In summary, the sourcebook is about providing melee replacements - so goodbye fighter, ranger, and paladin. If you use this sourcebook, there's zero reasons to play with the original core warrior classes, as the three new classes (crusader, swordsage, and warblade) are way more powerful - unless of course, you happen to want to play a blackguard or you like tracking or archery. The three new classes play like front-line wizards - you can generally cast one “spell” (manoeuvre) once per encounter. In fact, as they scale up in power, you probably don't need rogues or wizards much, since some manoeuvres can do sneak attacks and AoE attacks.

The sourcebook requires significant investment as it adds a lot of new rules. The majority of the content aside are all geared towards giving the new classes more options. I dislike the new classes primarily because the more they're described felt more like prestige classes to me - all crusaders fight for a religion, all swordsages are scholarly fighters seeking for a “truth”, and all warblades are glory-seekers. There are nine martial disciplines (hence, nine swords), but they are very oddly restricted to certain classes - why? This is one of the nonsensical things. If we're talking about oriental inspiration, this sourcebook serves up a lot of categorisations and restrictions just for the sake of it. Sure, the DM could change it, but I'm reviewing based on what's offered.
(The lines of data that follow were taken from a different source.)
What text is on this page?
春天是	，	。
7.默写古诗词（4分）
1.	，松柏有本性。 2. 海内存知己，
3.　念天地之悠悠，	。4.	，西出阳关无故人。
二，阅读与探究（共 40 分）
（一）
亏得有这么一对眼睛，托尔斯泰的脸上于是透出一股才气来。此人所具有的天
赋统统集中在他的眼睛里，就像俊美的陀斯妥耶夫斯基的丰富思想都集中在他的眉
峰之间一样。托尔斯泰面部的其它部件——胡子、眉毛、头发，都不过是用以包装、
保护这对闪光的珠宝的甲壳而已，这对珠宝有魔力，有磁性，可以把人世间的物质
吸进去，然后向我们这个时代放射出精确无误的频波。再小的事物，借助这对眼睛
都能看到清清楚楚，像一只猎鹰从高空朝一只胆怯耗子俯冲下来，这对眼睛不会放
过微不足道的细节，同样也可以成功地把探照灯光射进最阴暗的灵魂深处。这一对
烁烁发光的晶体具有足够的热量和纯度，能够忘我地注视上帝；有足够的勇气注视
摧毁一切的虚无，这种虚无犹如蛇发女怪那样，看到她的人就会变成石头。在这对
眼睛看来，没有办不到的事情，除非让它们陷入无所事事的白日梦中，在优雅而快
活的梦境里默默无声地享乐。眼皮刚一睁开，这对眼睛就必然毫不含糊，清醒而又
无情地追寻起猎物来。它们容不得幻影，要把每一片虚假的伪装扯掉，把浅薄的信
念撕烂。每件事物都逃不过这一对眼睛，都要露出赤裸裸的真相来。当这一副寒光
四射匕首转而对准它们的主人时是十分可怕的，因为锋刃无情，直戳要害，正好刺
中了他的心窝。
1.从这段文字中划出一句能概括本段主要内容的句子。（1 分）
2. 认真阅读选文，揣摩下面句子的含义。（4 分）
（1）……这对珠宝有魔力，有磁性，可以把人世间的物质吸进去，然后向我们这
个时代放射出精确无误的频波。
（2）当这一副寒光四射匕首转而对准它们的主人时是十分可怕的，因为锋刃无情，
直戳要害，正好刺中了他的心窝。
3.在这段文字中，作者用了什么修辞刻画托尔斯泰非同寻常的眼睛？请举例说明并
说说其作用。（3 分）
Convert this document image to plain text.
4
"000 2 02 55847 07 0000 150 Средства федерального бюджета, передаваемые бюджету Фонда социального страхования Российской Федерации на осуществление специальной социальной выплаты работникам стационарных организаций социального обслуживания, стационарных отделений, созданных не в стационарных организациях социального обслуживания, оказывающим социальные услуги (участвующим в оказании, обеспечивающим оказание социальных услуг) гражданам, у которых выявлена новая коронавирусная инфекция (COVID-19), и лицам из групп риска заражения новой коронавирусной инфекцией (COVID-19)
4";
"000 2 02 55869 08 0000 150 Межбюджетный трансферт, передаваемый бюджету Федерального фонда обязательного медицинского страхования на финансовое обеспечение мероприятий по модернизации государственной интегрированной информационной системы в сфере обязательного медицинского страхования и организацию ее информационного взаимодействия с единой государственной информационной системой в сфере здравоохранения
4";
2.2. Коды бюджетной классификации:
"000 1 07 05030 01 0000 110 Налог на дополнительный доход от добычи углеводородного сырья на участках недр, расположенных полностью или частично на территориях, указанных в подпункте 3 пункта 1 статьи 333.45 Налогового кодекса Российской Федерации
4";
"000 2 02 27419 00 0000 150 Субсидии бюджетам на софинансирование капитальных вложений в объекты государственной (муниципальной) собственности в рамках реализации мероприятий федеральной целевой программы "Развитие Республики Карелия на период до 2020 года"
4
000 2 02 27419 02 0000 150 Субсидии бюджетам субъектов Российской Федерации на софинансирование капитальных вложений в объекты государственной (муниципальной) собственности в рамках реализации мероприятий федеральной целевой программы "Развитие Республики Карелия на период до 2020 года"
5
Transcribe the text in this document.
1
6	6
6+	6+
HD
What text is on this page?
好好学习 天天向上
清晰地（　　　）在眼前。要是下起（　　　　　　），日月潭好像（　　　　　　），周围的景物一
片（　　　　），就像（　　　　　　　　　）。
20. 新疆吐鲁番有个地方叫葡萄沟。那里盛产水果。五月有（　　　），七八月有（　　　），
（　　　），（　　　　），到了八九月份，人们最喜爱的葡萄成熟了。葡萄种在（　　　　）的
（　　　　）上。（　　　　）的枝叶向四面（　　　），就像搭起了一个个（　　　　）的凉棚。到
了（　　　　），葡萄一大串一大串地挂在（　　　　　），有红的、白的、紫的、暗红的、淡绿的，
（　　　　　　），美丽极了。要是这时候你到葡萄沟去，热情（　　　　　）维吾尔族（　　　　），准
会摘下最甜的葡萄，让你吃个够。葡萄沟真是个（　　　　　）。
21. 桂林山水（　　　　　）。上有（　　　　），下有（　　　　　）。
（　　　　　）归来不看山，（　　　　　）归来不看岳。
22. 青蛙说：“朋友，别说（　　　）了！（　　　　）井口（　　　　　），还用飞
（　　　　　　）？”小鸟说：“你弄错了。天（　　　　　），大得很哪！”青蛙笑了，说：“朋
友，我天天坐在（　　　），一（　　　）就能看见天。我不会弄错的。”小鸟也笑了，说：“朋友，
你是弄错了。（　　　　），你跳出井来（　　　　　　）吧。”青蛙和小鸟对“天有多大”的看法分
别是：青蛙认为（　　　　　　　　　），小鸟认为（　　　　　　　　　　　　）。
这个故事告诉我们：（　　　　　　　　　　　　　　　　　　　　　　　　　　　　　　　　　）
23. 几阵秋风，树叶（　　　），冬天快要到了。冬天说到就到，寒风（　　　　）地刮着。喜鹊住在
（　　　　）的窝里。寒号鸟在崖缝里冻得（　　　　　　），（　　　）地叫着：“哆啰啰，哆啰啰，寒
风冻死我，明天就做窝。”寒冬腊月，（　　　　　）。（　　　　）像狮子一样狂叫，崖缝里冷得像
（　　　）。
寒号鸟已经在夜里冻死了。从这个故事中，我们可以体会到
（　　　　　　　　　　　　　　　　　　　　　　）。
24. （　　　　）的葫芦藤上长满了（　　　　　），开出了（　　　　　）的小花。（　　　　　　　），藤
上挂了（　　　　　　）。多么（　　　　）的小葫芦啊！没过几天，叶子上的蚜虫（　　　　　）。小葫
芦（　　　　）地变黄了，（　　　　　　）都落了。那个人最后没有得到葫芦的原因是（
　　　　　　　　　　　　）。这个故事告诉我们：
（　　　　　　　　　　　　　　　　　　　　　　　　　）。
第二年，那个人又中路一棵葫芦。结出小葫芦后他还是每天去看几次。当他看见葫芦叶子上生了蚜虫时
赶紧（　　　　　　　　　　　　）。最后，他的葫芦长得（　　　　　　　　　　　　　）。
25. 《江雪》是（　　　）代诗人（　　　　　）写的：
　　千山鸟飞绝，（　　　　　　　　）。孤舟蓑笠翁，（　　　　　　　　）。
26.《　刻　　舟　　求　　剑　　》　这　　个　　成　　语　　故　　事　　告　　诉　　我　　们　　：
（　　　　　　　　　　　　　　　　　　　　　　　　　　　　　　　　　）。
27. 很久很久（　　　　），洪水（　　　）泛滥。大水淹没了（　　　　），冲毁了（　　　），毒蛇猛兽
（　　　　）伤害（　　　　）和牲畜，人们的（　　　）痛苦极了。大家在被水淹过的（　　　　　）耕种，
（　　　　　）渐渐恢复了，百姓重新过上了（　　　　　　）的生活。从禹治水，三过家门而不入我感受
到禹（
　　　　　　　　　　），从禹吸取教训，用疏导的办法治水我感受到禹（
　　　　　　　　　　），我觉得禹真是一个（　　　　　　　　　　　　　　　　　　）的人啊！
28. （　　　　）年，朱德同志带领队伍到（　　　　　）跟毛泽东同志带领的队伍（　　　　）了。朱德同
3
Backstory-wise, the Temple of the Nine Swords is fine, I just found the whole internal conflict to be very contrived. The so-called legendary founder? Such a character can't be built using the mechanics presented in this book, due to the limits on the number of manoeuvres you can learn. Throw in how he managed to accumulate nine swords of such varied backgrounds and they just destroyed any plot cohesiveness. And the prestige classes? They're ok within the context of this book, except for the so-called “Master of Nine” - that class is more like taking specialist levels in several schools of magic than being a “master” of several disciplines. The flavouring is just so wrong.

But that's enough ranting. I mainly dislike the sourcebook because I found the flavour and imagery to be really bad. Then I dislike the power level of the new mechanics, they're not just slightly powerful - they're very powerful. I'm probably not the target demographic for this book, seeing how cheesy and over-the-top some of the content are. Perhaps this sourcebook was not meant to be serious, and more a fun thing; but it's not for me.